Similarly, although we currently ignore the mechanisms that drive memory B-cell expansion prior to flare, it is reasonable to think that pathogenic B-cell clones within the memory B-cell compartment might bear an increased resistance to immunosuppressive therapy. Indeed, early repopulation of memory B cells after rituximab therapy has already been associated with relapse in autoimmune disorders such as myasthenia gravis, rheumatoid arthritis, and SLE, thus suggesting that the memory B-cell compartment might act as a reservoir for autoreactive clones of antibody-secreting plasmabasts/plasma cells [24,25,26]. The notion of pathogenic memory B cells driving disease flare is further supported by the gradual reduction of memory B-cell counts and by the concomitant expansion of circulating plasmablasts that we observed in our cohort prior to IgG4-RD relapse.

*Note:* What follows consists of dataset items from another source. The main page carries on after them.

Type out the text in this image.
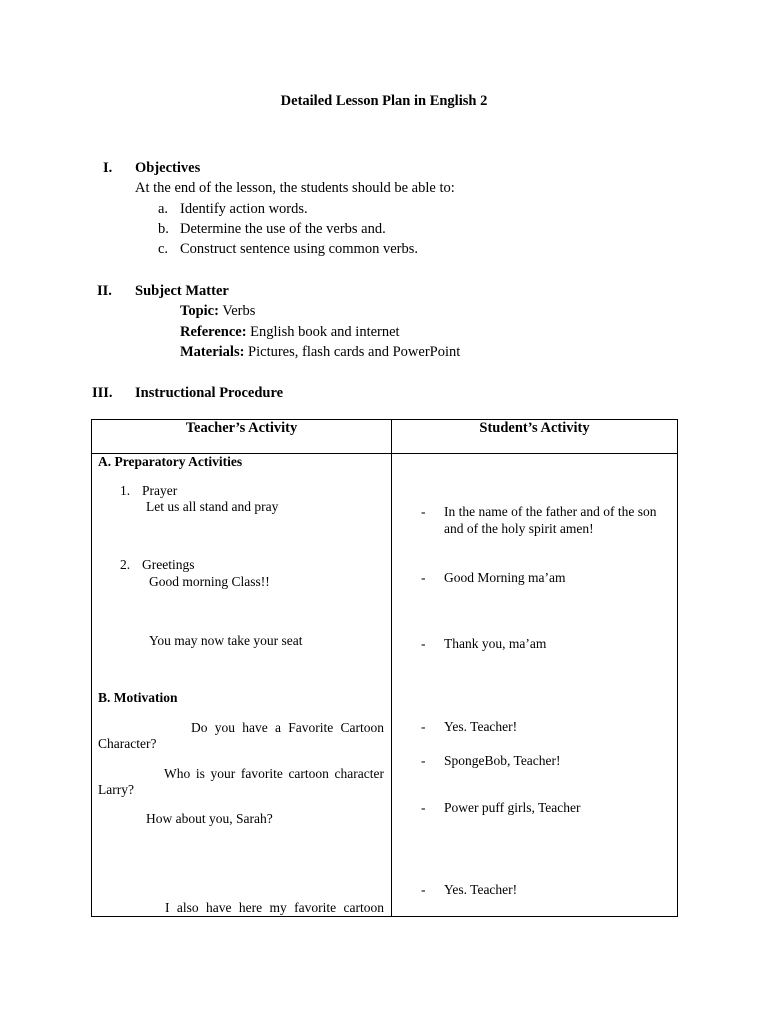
Detailed Lesson Plan in English 2
I. Objectives
At the end of the lesson, the students should be able to:
a. Identify action words.
b. Determine the use of the verbs and.
c. Construct sentence using common verbs.
II. Subject Matter
Topic: Verbs
Reference: English book and internet
Materials: Pictures, flash cards and PowerPoint
III. Instructional Procedure
Teacher’s Activity	Student’s Activity
A. Preparatory Activities
1. Prayer
Let us all stand and pray
2. Greetings
Good morning Class!!
You may now take your seat
B. Motivation
Do you have a Favorite Cartoon
Character?
Who is your favorite cartoon character
Larry?
How about you, Sarah?
I also have here my favorite cartoon
- In the name of the father and of the son
and of the holy spirit amen!
- Good Morning ma’am
- Thank you, ma’am
- Yes. Teacher!
- SpongeBob, Teacher!
- Power puff girls, Teacher
- Yes. Teacher!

Our results show significant points of strength but also have some limitations. First, this is the first study, to our knowledge, that correlates the risk of IgG4-RD relapse with cellular biomarkers of IgG4-RD activity. In addition, the present work has been carried out on one of the largest single-center cohorts of patients with IgG4-RD, an aspect that ensured uniform inclusion criteria and treatment [2]. Furthermore, the relapse rate that we observed in our patient population corresponds to that reported in other IgG4-RD cohorts, indicating that a 2-year follow-up period was an adequate time frame for addressing the primary aim of our study [2,3,4,5,6,7,8,9,10,11,12,13,14,15,16,17,18,19,20,21,22,23,24,25,26,27,28]. Despite a thorough flow cytometric analysis, however, we did not investigate additional B-cell subsets within the naive and memory compartments that might have varied during the disease course. Further molecular and clonal characterization of memory B-cell subtypes at different stages of disease activity, in fact, could have offered a better understanding of their involvement in the pathogenesis of IgG4-RD. We also recognize that a larger study population might have provided more robust results. However, a multicenter study could have generated biases in the cell population analysis and in patient evaluation. Also, half of our cohort did not have a long-enough follow-up period—namely, 2 years—to reliably classify relapsing and nonrelapsing subjects and was therefore excluded from the analysis.

Conclusions

To the best of our knowledge, this is the first study assessing B-lymphocyte subpopulations as biomarkers of relapse in IgG4-RD. Our results suggest that memory B-cell increase after 6 months of standardized glucocorticoid therapy may represent a useful tool for identifying patients at risk of flare, regardless of their organ involvement, clinical presentation, and serological status at disease onset, as well as of the duration of corticosteroid treatment. Careful evaluation of the memory B-cell compartment and of its perturbations might therefore be of value for future mechanistic, interventional, and observational studies on IgG4-RD.